There's a button marked
Scramble. If you press that the grid will be placed into a random (but not impossible to reach from the initial position) configuration.
There's also a button marked
Solve, which if you click it will start solving the puzzle using the algorithm I wrote for the
Enigma puzzle.
When you click
Solve the puzzle shows you the piece it is currently trying to place (by highlighting the piece in yellow), and also the position it is trying to place it in (by placing a yellow highlighted border around it). Once a piece is placed it is slightly greyed out. Also the
Solve button changes to a
Stop button, should you wish to abandon the automated solution.
If the target configuration is not possible, the message area will display
Impossible Target, and the app will beep.
I used this to demonstrate that the smallest solution for
Enigma 1444 - a 10×5 puzzle - is indeed possible in less than 15 minutes, and this is the configuration that the program is set to solve by default. Just fire it up, hit
Solve and sit back and enjoy the show. It takes 1300 moves and on my machine it runs in about 4 minutes.
The default animation speeds mean you would have to pretty nimble-fingered to keep up with the program in real life (or use a cleverer algorithm to solve puzzles in fewer moves), as it makes around 5 moves/s. (There are command line parameters if you want to change the speed of moves). I manually reversed a 5×5 puzzle in 3 minutes (three times slower than my program), so a 10×5 puzzle should certainly be possible in under 15 minutes by hand. (
Update: I reversed the 10×5 puzzle manually using this program in 824 moves, in 10m27s).
The next smallest solutions are also solved in less than 15 minutes by the program (but only just). A 14×7 puzzle is solved in 3828 moves, and a 11×10 puzzle is solved in 4122 moves. These both take about 14 minutes. After that a 22×5 solution is solved in 6344 moves and takes about 21 minutes.
If you like you can specify a target configuration on the command line.
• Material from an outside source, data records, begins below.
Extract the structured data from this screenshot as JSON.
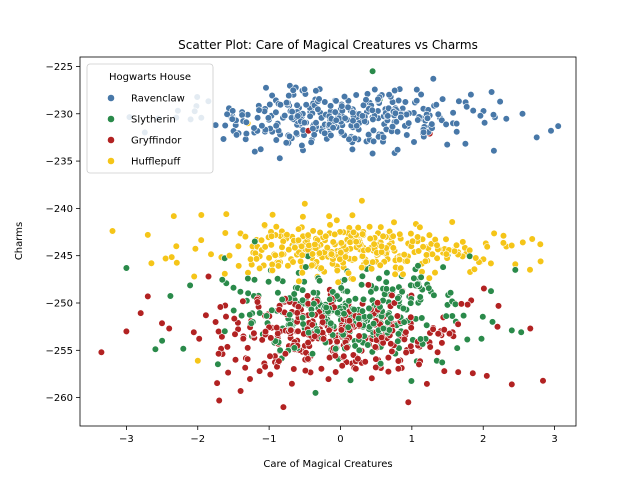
{
  "chart_data": {
    "type": "scatter",
    "title": "Scatter Plot: Care of Magical Creatures vs Charms",
    "xlabel": "Care of Magical Creatures",
    "ylabel": "Charms",
    "xlim": [
      -3.65,
      3.3
    ],
    "ylim": [
      -263,
      -224
    ],
    "xticks": [
      -3,
      -2,
      -1,
      0,
      1,
      2,
      3
    ],
    "yticks": [
      -260,
      -255,
      -250,
      -245,
      -240,
      -235,
      -230,
      -225
    ],
    "grid": false,
    "legend": {
      "title": "Hogwarts House",
      "placement": "top-left"
    },
    "series": [
      {
        "name": "Ravenclaw",
        "color": "#4878a8",
        "cluster": {
          "x_center": 0.1,
          "x_sd": 0.95,
          "y_center": -230.6,
          "y_sd": 1.5,
          "count": 330
        },
        "points": [
          [
            -2.55,
            -230.5
          ],
          [
            -2.3,
            -230.4
          ],
          [
            -2.1,
            -230.6
          ],
          [
            -1.75,
            -231.2
          ],
          [
            -1.3,
            -230.1
          ],
          [
            -1.2,
            -234.0
          ],
          [
            -0.85,
            -234.7
          ],
          [
            2.55,
            -230.0
          ],
          [
            2.75,
            -232.5
          ],
          [
            2.95,
            -231.8
          ],
          [
            3.05,
            -231.3
          ],
          [
            2.15,
            -233.9
          ],
          [
            1.3,
            -226.3
          ],
          [
            0.45,
            -234.2
          ],
          [
            0.8,
            -233.8
          ]
        ]
      },
      {
        "name": "Slytherin",
        "color": "#2a8a4a",
        "cluster": {
          "x_center": 0.05,
          "x_sd": 0.85,
          "y_center": -251.0,
          "y_sd": 2.4,
          "count": 330
        },
        "points": [
          [
            -3.0,
            -246.3
          ],
          [
            0.45,
            -225.5
          ],
          [
            2.45,
            -246.5
          ],
          [
            2.4,
            -252.9
          ],
          [
            -0.35,
            -259.5
          ],
          [
            1.35,
            -256.1
          ],
          [
            0.55,
            -228.5
          ],
          [
            -1.2,
            -243.5
          ],
          [
            1.5,
            -245.0
          ],
          [
            -2.5,
            -254.0
          ]
        ]
      },
      {
        "name": "Gryffindor",
        "color": "#b22222",
        "cluster": {
          "x_center": -0.05,
          "x_sd": 0.9,
          "y_center": -253.5,
          "y_sd": 2.2,
          "count": 330
        },
        "points": [
          [
            -3.35,
            -255.2
          ],
          [
            -3.0,
            -253.0
          ],
          [
            -2.7,
            -249.3
          ],
          [
            -2.4,
            -252.7
          ],
          [
            -1.7,
            -260.3
          ],
          [
            -1.4,
            -259.3
          ],
          [
            -0.8,
            -261.0
          ],
          [
            0.95,
            -260.5
          ],
          [
            1.65,
            -257.3
          ],
          [
            2.05,
            -257.7
          ],
          [
            2.4,
            -258.6
          ],
          [
            2.2,
            -252.5
          ],
          [
            -0.45,
            -231.8
          ],
          [
            1.25,
            -232.1
          ],
          [
            -1.85,
            -247.2
          ]
        ]
      },
      {
        "name": "Hufflepuff",
        "color": "#f5c518",
        "cluster": {
          "x_center": 0.1,
          "x_sd": 0.95,
          "y_center": -244.3,
          "y_sd": 1.4,
          "count": 330
        },
        "points": [
          [
            -2.7,
            -242.8
          ],
          [
            -2.65,
            -245.8
          ],
          [
            -2.45,
            -245.3
          ],
          [
            -2.3,
            -244.0
          ],
          [
            -2.05,
            -247.2
          ],
          [
            -2.0,
            -256.1
          ],
          [
            -1.95,
            -240.7
          ],
          [
            -1.6,
            -240.6
          ],
          [
            -0.5,
            -239.5
          ],
          [
            0.3,
            -239.2
          ],
          [
            2.45,
            -245.9
          ],
          [
            2.8,
            -243.8
          ],
          [
            -1.3,
            -231.0
          ]
        ]
      }
    ]
  }
}
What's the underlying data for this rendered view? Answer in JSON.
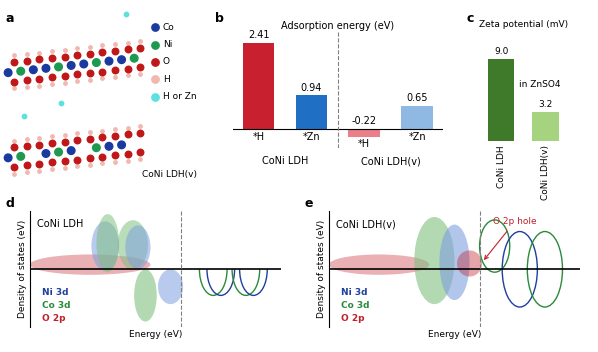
{
  "chart_data": [
    {
      "type": "bar",
      "panel": "b",
      "title": "Adsorption energy (eV)",
      "categories": [
        "*H",
        "*Zn",
        "*H",
        "*Zn"
      ],
      "groups": [
        "CoNi LDH",
        "CoNi LDH",
        "CoNi LDH(v)",
        "CoNi LDH(v)"
      ],
      "values": [
        2.41,
        0.94,
        -0.22,
        0.65
      ],
      "colors": [
        "#c8202e",
        "#1f6fc4",
        "#ea7f8a",
        "#8fb8e2"
      ],
      "data_labels": true,
      "tick_labels": false
    },
    {
      "type": "bar",
      "panel": "c",
      "title": "Zeta potential (mV)",
      "annotation": "in ZnSO4",
      "categories": [
        "CoNi LDH",
        "CoNi LDH(v)"
      ],
      "values": [
        9.0,
        3.2
      ],
      "value_labels": [
        "9.0",
        "3.2"
      ],
      "colors": [
        "#3f7a2a",
        "#a5d37f"
      ],
      "data_labels": true,
      "tick_labels": false
    }
  ],
  "panels": {
    "a": {
      "panel": "a",
      "label": "CoNi LDH(v)",
      "legend": [
        {
          "label": "Co",
          "color": "#1a3aa0"
        },
        {
          "label": "Ni",
          "color": "#1e9a50"
        },
        {
          "label": "O",
          "color": "#c01818"
        },
        {
          "label": "H",
          "color": "#f0b8b0"
        },
        {
          "label": "H or Zn",
          "color": "#5fe0e0"
        }
      ]
    },
    "d": {
      "panel": "d",
      "title": "CoNi LDH",
      "xlabel": "Energy (eV)",
      "ylabel": "Density of states (eV)",
      "legend": [
        {
          "label": "Ni 3d",
          "color": "#1f3f9f"
        },
        {
          "label": "Co 3d",
          "color": "#2a8a3a"
        },
        {
          "label": "O 2p",
          "color": "#c0202a"
        }
      ]
    },
    "e": {
      "panel": "e",
      "title": "CoNi LDH(v)",
      "xlabel": "Energy (eV)",
      "ylabel": "Density of states (eV)",
      "annotation": "O 2p hole",
      "legend": [
        {
          "label": "Ni 3d",
          "color": "#1f3f9f"
        },
        {
          "label": "Co 3d",
          "color": "#2a8a3a"
        },
        {
          "label": "O 2p",
          "color": "#c0202a"
        }
      ]
    }
  }
}
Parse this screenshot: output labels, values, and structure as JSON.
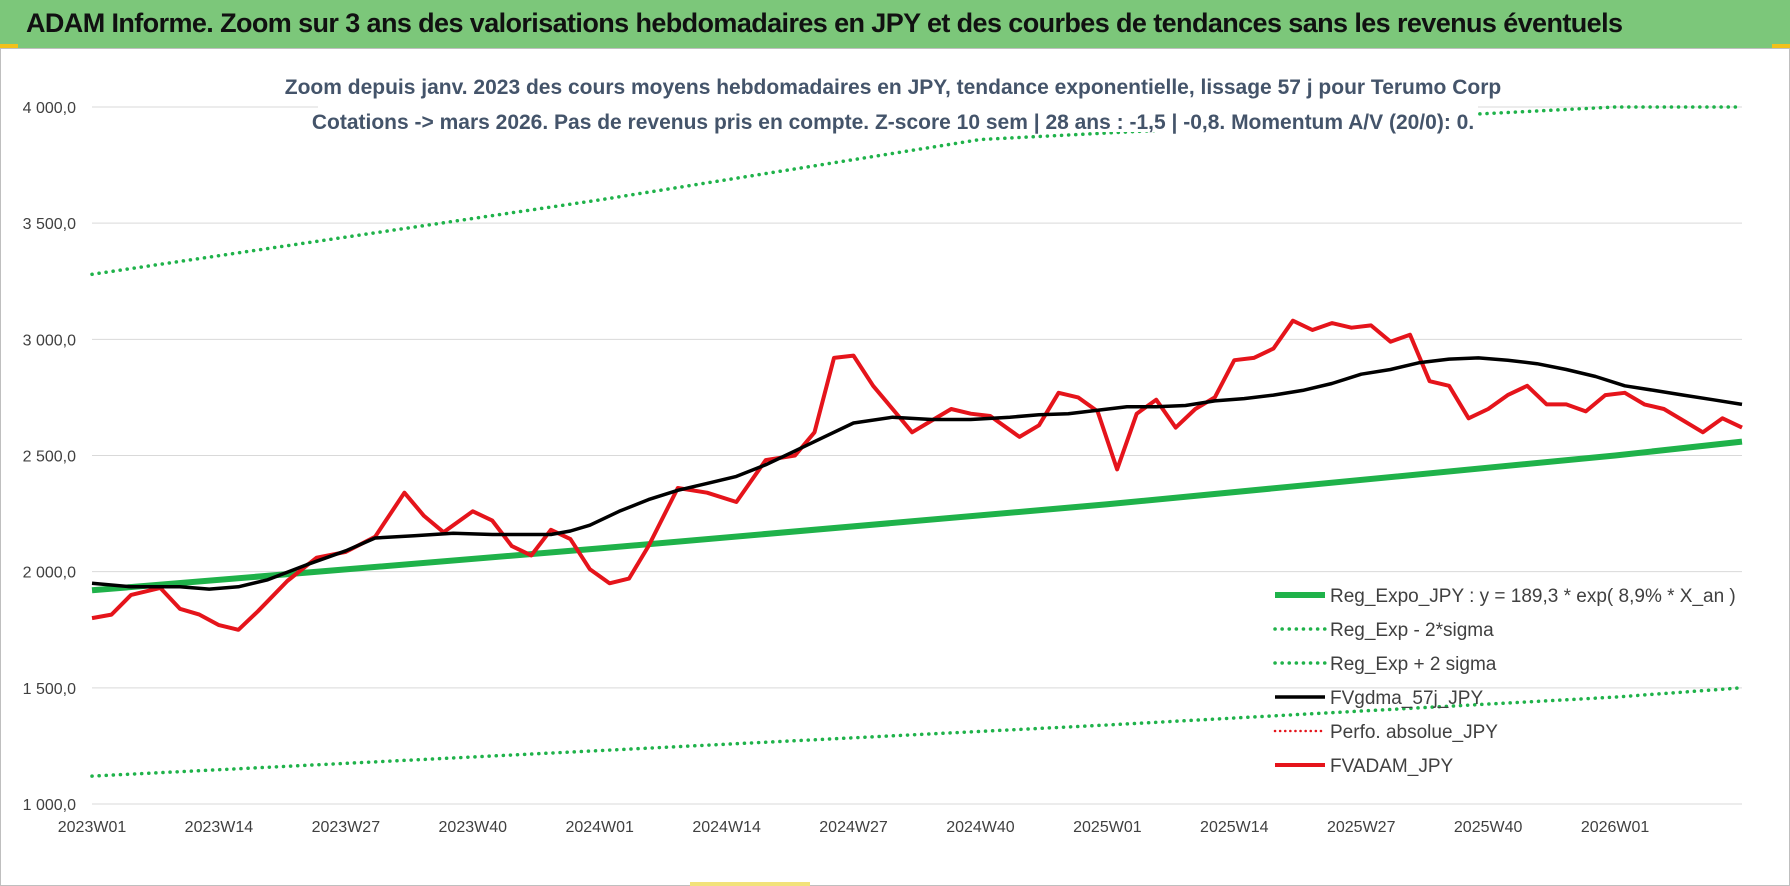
{
  "header": {
    "title": "ADAM Informe. Zoom sur 3 ans des valorisations hebdomadaires en JPY et des courbes de tendances sans les revenus éventuels"
  },
  "colors": {
    "header_bg": "#7cc77a",
    "trend_green": "#1fb24a",
    "band_green": "#1fb24a",
    "smooth_black": "#000000",
    "price_red": "#e5141b",
    "perf_red": "#e5141b"
  },
  "chart_data": {
    "type": "line",
    "title_line1": "Zoom depuis janv. 2023 des cours moyens hebdomadaires en JPY, tendance exponentielle, lissage 57 j pour Terumo Corp",
    "title_line2": "Cotations -> mars 2026. Pas de revenus pris en compte. Z-score 10 sem | 28 ans : -1,5 | -0,8. Momentum A/V (20/0): 0.",
    "ylim": [
      1000,
      4000
    ],
    "y_ticks": [
      1000,
      1500,
      2000,
      2500,
      3000,
      3500,
      4000
    ],
    "y_tick_labels": [
      "1 000,0",
      "1 500,0",
      "2 000,0",
      "2 500,0",
      "3 000,0",
      "3 500,0",
      "4 000,0"
    ],
    "x_ticks": [
      {
        "week": 1,
        "label": "2023W01"
      },
      {
        "week": 14,
        "label": "2023W14"
      },
      {
        "week": 27,
        "label": "2023W27"
      },
      {
        "week": 40,
        "label": "2023W40"
      },
      {
        "week": 53,
        "label": "2024W01"
      },
      {
        "week": 66,
        "label": "2024W14"
      },
      {
        "week": 79,
        "label": "2024W27"
      },
      {
        "week": 92,
        "label": "2024W40"
      },
      {
        "week": 105,
        "label": "2025W01"
      },
      {
        "week": 118,
        "label": "2025W14"
      },
      {
        "week": 131,
        "label": "2025W27"
      },
      {
        "week": 144,
        "label": "2025W40"
      },
      {
        "week": 157,
        "label": "2026W01"
      }
    ],
    "xlim": [
      1,
      170
    ],
    "legend": [
      "Reg_Expo_JPY : y = 189,3 * exp( 8,9% *  X_an )",
      "Reg_Exp - 2*sigma",
      "Reg_Exp + 2 sigma",
      "FVgdma_57j_JPY",
      "Perfo. absolue_JPY",
      "FVADAM_JPY"
    ],
    "legend_position": "bottom-right",
    "grid": "horizontal",
    "series": [
      {
        "name": "Reg_Expo_JPY : y = 189,3 * exp( 8,9% *  X_an )",
        "style": "solid-thick",
        "points": [
          [
            1,
            1920
          ],
          [
            53,
            2100
          ],
          [
            105,
            2290
          ],
          [
            157,
            2500
          ],
          [
            170,
            2560
          ]
        ]
      },
      {
        "name": "Reg_Exp - 2*sigma",
        "style": "dotted",
        "points": [
          [
            1,
            1120
          ],
          [
            53,
            1230
          ],
          [
            105,
            1340
          ],
          [
            157,
            1460
          ],
          [
            170,
            1500
          ]
        ]
      },
      {
        "name": "Reg_Exp + 2 sigma",
        "style": "dotted",
        "points": [
          [
            1,
            3280
          ],
          [
            53,
            3600
          ],
          [
            92,
            3860
          ],
          [
            157,
            4000
          ],
          [
            170,
            4000
          ]
        ]
      },
      {
        "name": "FVgdma_57j_JPY",
        "style": "solid-black",
        "points": [
          [
            1,
            1950
          ],
          [
            5,
            1935
          ],
          [
            10,
            1935
          ],
          [
            13,
            1925
          ],
          [
            16,
            1935
          ],
          [
            19,
            1965
          ],
          [
            23,
            2030
          ],
          [
            27,
            2090
          ],
          [
            30,
            2145
          ],
          [
            34,
            2155
          ],
          [
            38,
            2165
          ],
          [
            42,
            2160
          ],
          [
            45,
            2160
          ],
          [
            48,
            2160
          ],
          [
            50,
            2175
          ],
          [
            52,
            2200
          ],
          [
            55,
            2260
          ],
          [
            58,
            2310
          ],
          [
            61,
            2350
          ],
          [
            64,
            2380
          ],
          [
            67,
            2410
          ],
          [
            70,
            2460
          ],
          [
            73,
            2520
          ],
          [
            76,
            2580
          ],
          [
            79,
            2640
          ],
          [
            83,
            2665
          ],
          [
            87,
            2655
          ],
          [
            91,
            2655
          ],
          [
            95,
            2665
          ],
          [
            98,
            2675
          ],
          [
            101,
            2680
          ],
          [
            104,
            2695
          ],
          [
            107,
            2710
          ],
          [
            110,
            2710
          ],
          [
            113,
            2715
          ],
          [
            116,
            2735
          ],
          [
            119,
            2745
          ],
          [
            122,
            2760
          ],
          [
            125,
            2780
          ],
          [
            128,
            2810
          ],
          [
            131,
            2850
          ],
          [
            134,
            2870
          ],
          [
            137,
            2900
          ],
          [
            140,
            2915
          ],
          [
            143,
            2920
          ],
          [
            146,
            2910
          ],
          [
            149,
            2895
          ],
          [
            152,
            2870
          ],
          [
            155,
            2840
          ],
          [
            158,
            2800
          ],
          [
            161,
            2780
          ],
          [
            164,
            2760
          ],
          [
            167,
            2740
          ],
          [
            170,
            2720
          ]
        ]
      },
      {
        "name": "FVADAM_JPY",
        "style": "solid-red",
        "points": [
          [
            1,
            1800
          ],
          [
            3,
            1815
          ],
          [
            5,
            1900
          ],
          [
            8,
            1930
          ],
          [
            10,
            1840
          ],
          [
            12,
            1815
          ],
          [
            14,
            1770
          ],
          [
            16,
            1750
          ],
          [
            18,
            1830
          ],
          [
            21,
            1960
          ],
          [
            24,
            2060
          ],
          [
            27,
            2085
          ],
          [
            30,
            2150
          ],
          [
            33,
            2340
          ],
          [
            35,
            2240
          ],
          [
            37,
            2170
          ],
          [
            40,
            2260
          ],
          [
            42,
            2220
          ],
          [
            44,
            2110
          ],
          [
            46,
            2070
          ],
          [
            48,
            2180
          ],
          [
            50,
            2140
          ],
          [
            52,
            2010
          ],
          [
            54,
            1950
          ],
          [
            56,
            1970
          ],
          [
            58,
            2110
          ],
          [
            61,
            2360
          ],
          [
            64,
            2340
          ],
          [
            67,
            2300
          ],
          [
            70,
            2480
          ],
          [
            73,
            2500
          ],
          [
            75,
            2600
          ],
          [
            77,
            2920
          ],
          [
            79,
            2930
          ],
          [
            81,
            2800
          ],
          [
            83,
            2700
          ],
          [
            85,
            2600
          ],
          [
            87,
            2650
          ],
          [
            89,
            2700
          ],
          [
            91,
            2680
          ],
          [
            93,
            2670
          ],
          [
            96,
            2580
          ],
          [
            98,
            2630
          ],
          [
            100,
            2770
          ],
          [
            102,
            2750
          ],
          [
            104,
            2690
          ],
          [
            106,
            2440
          ],
          [
            108,
            2680
          ],
          [
            110,
            2740
          ],
          [
            112,
            2620
          ],
          [
            114,
            2700
          ],
          [
            116,
            2750
          ],
          [
            118,
            2910
          ],
          [
            120,
            2920
          ],
          [
            122,
            2960
          ],
          [
            124,
            3080
          ],
          [
            126,
            3040
          ],
          [
            128,
            3070
          ],
          [
            130,
            3050
          ],
          [
            132,
            3060
          ],
          [
            134,
            2990
          ],
          [
            136,
            3020
          ],
          [
            138,
            2820
          ],
          [
            140,
            2800
          ],
          [
            142,
            2660
          ],
          [
            144,
            2700
          ],
          [
            146,
            2760
          ],
          [
            148,
            2800
          ],
          [
            150,
            2720
          ],
          [
            152,
            2720
          ],
          [
            154,
            2690
          ],
          [
            156,
            2760
          ],
          [
            158,
            2770
          ],
          [
            160,
            2720
          ],
          [
            162,
            2700
          ],
          [
            164,
            2650
          ],
          [
            166,
            2600
          ],
          [
            168,
            2660
          ],
          [
            170,
            2620
          ]
        ]
      }
    ]
  }
}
For example you can try to solve the puzzle for which
Sam Lloyd offered $1,000 by running:
python sliding-puzzle.py 4 4 1 2 3 4 5 6 7 8 9 10 11 12 13 15 14
and then clicking
Solve - but you'll find the solution is impossible.
There's still a few rough edges in the program, and it's not particularly efficient, but it's works sufficiently well for me to see my solution to
Enigma 1444 working, so I'm unlikely to take it further.
I've tested it on Mac OS X 10.8.3 under Python 2.7.4 and Python 3.3.1 with Tk 8.5.9, and on Linux (Ubuntu 12.04.2) under Python 2.7.3 and Python 3.2.3.